Digital Bob Archive
Taku Mining District
Days Of Yore
- 10/29/1989
In the lexicon of the old-time prospectors, a stampede was a minor local gold rush, and often one that produced more hype than gold. Juneau was a hub for a good many stampedes, some of which did produce very well as, for example, the one to the Porcupine country, upriver from Haines. It, like most of the others, followed a discovery of placer gold, but the 1920's stampede up the Taku River was wholly a search for lodes; that is, for gold and other minerals bound up in hard rock.

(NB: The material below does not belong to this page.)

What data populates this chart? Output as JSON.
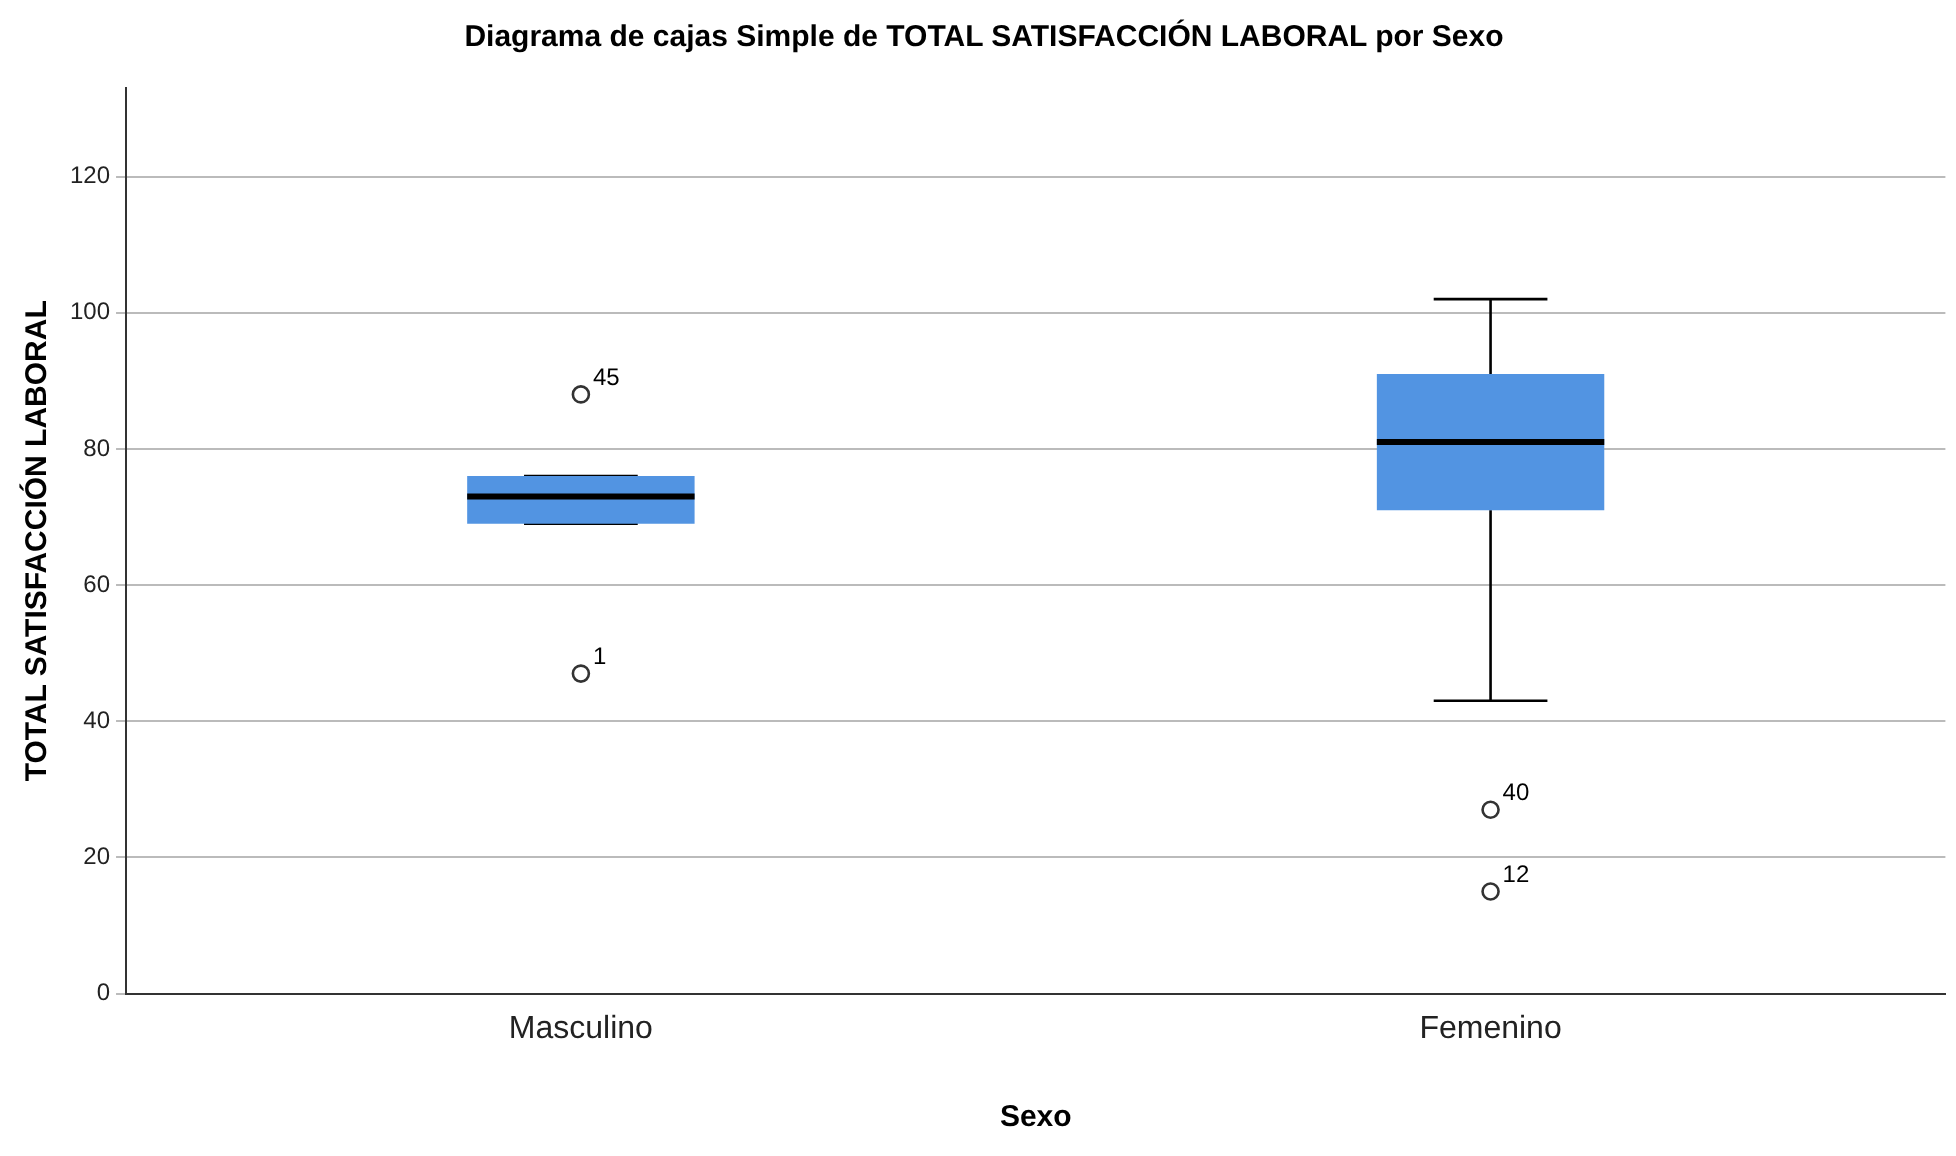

There is a vast difference, for the individual prospector, between a placer and a lode discovery. If he finds placer ground, he gets out his gold pan or builds a sluice box, washes the sand and gravel and pours the recovered nuggets and dust into his poke. But the development of a lode mine, of whatever mineral, requires more capital than the average prospector can muster. Thus having found the mineral, he must next convince a mining company that his claim is worth buying.
Virtually all of the mineral discoveries that were made in the Taku district were on the Canadian side of the line, and the greatest influx of prospectors was in 1929. A Seattle paper reported in August of that year: \"The Taku District is a mecca for old prospectors and William Strong is leaving Juneau with his boat for the river every third day with passengers and supplies.\" By September of that year it was reported that 400 claims had been staked in what the Americans called the Taku District, but which was officially in the Cassiar District of British Columbia. Many of the claims were in or close to the valley of the Tulsequah River.

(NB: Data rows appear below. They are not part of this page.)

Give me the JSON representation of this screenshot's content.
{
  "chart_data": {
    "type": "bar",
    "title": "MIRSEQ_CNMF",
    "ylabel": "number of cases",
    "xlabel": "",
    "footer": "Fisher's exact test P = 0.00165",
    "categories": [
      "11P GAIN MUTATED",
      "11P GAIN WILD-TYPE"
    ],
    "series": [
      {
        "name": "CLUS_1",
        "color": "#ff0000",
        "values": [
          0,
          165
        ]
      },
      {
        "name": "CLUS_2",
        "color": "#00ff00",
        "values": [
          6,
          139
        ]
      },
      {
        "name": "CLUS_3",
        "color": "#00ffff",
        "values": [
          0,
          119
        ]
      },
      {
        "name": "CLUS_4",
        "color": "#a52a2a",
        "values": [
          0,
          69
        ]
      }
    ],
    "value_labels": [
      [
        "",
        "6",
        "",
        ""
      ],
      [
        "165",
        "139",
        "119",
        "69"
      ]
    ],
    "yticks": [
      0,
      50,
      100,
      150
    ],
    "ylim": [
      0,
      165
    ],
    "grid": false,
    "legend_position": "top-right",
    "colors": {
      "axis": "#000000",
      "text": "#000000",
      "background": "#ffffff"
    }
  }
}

At that time few people had heard of the Tulsequah River but the name was to become very familiar in Juneau during succeeding decades as mines were developed there. This description of the river and its valley was written by the late M.L. \"Molly\" MacSpadden in the 1950s, about the time he was serving as Juneau's mayor:
\"The Tulsequah flows into the Taku River from the northwest, just east of the Canadian boundary. It is a wild, turbulent stream, 12 to 14 miles in length, having its main source in Tulsequah Glacier.
\"The Tulsequah Valley is a flat, cone-shaped area, completely underlaid with gravel and glacial silt. In addition to the usual periods of high and low water, the Tulsequah is subject to 'blow-out' floods which are peculiar to several glacier-born streams of the North. Approximately a mile back of its face, Tulsequah Glacier blocks off a long, narrow, steep-sided valley which houses Tulsequah Lake. Rain and melting snows fill this huge reservoir until the pressure is so great that the lake breaks through under the glacier and spews out in the Tulsequah Valley with such volume and force as to flood the entire valley, often damaging the camp roads, bridges and air strip of the Consolidated Mining Company.\"
It wasn't the kind of place a prudent person would choose for a mining operation, but that was where the gold and other minerals were found.